What should investors take into consideration?
You really need to invest time in understanding the landscape. Kartesia has been investing in CLOs since its inception over a decade ago and I have been working in CLOs for close to 20 years, first in the US and then in Europe. This enabled Kartesia to build a holistic picture of the CLO market and its ecosystem which accretes a lot of value to our investment portfolio.
We don’t subscribe to the view that CLOs are akin to a fund of funds investment; that is a superficial way of looking at the deals and likely to result in missing market opportunities or nuances in specific deals that could affect performance.
Are there any specific characteristics of the European market?
Some market participants tend to view the European CLO market as less mature and less diverse than the US market, but that’s not an accurate representation. It is certainly true that the market is smaller, but it is very well diversified. When you look at the performance of individual deals, instead of the average performance across the sector; you can see there is massive divergence. You wouldn’t see that if there was no diversity in the market.
We are also seeing an increasing diversity among CLO managers, with each one bringing their own style and approach to the product.
When you compound the above with the growth we have seen in European credit markets over the past years, you are able to construct diverse portfolios that enable the manager and investor community to express their particular view on the current market.
How has the CLO market evolved, and where do you see it going in the next few years?
One thing we like about CLOs is that as an asset class they are extremely vibrant and agile. The European CLO market now has an AUM of about €160 billion and that has been growing at a rate of over 15 percent per annum for the past few years. That has made CLOs a very relevant part of both the European credit and securitised market.
People have learned lessons over the past economic cycles and translated those into CLO structures. For example, during covid we saw some loans in the US were going into restructuring processes and, because CLOs were restricted on the type of assets they could invest in, hedge funds would come in and try to issue restructured debt that would force CLO managers out. The CLO community reacted quickly to that trend by changing the language in documentation so that managers had a looser mandate in the event of a restructuring and avoid these situations.
CLOs have also stayed abreast of current topics like ESG, and have been part of that conversation as it has evolved and continues to move forward. CLOs have started including ESG language in deals and having ESG criteria at collateral level, which is clearly important.
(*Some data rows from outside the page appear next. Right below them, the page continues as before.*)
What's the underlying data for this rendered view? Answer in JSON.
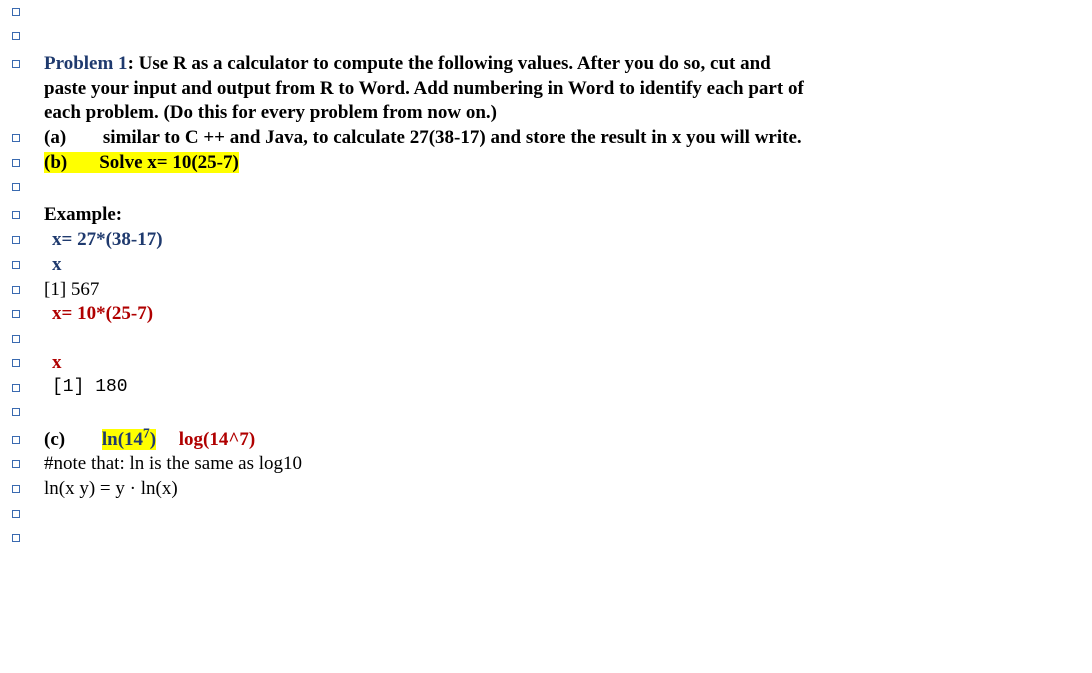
{
  "problem": {
    "label": "Problem 1",
    "text": ": Use R as a calculator to compute the following values.  After you do so, cut and paste your input and output from R to Word.  Add numbering in Word to identify each part of each problem.  (Do this for every problem from now on.)"
  },
  "parts": {
    "a": {
      "label": "(a)",
      "text": "similar to C ++ and Java, to calculate 27(38-17) and store the result in x you will write."
    },
    "b": {
      "label": "(b)",
      "text": "Solve x= 10(25-7)"
    },
    "c": {
      "label": "(c)",
      "ln_prefix": "ln(14",
      "ln_sup": "7",
      "ln_suffix": ")",
      "log": "log(14^7)"
    }
  },
  "example": {
    "header": "Example:",
    "line1": "x= 27*(38-17)",
    "line2": "x",
    "line3": "[1] 567",
    "line4": "x= 10*(25-7)",
    "line5": "x",
    "line6": "[1] 180"
  },
  "notes": {
    "n1": "#note that: ln is the same as log10",
    "n2": "ln(x y) = y · ln(x)"
  }
}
The CLO is definitely a product of its time, which is why it has performed so well over the years. Every crisis we have had has been completely different and the CLO market has been able to respond.
How do you incorporate ESG factors into CLOs?
The ESG conversation in the broader market is in its infancy and everyone is approaching it differently, but in terms of how Kartesia does it, we like to look at the CLO management company and make sure it has cohesive ESG policies and a company-wide awareness of ESG risk. We then look at the CLO documentation to see how that reflects the ESG view of the manager; that is an evolving space because managers have different views on what is important at this point.
As a firm, we sit on the European Leveraged Finance Association’s CLO Investor Committee and one of the things we are really keen on is to use that committee to push for more transparency and standardisation around ESG efforts. We think ESG is here to stay and is a positive development for CLOs and the credit markets as a whole. We also believe CLOs are now such an important constituent of the credit markets in Europe that they have a key role to play in the standardisation of the approach to ESG, and we want to help drive that process forward.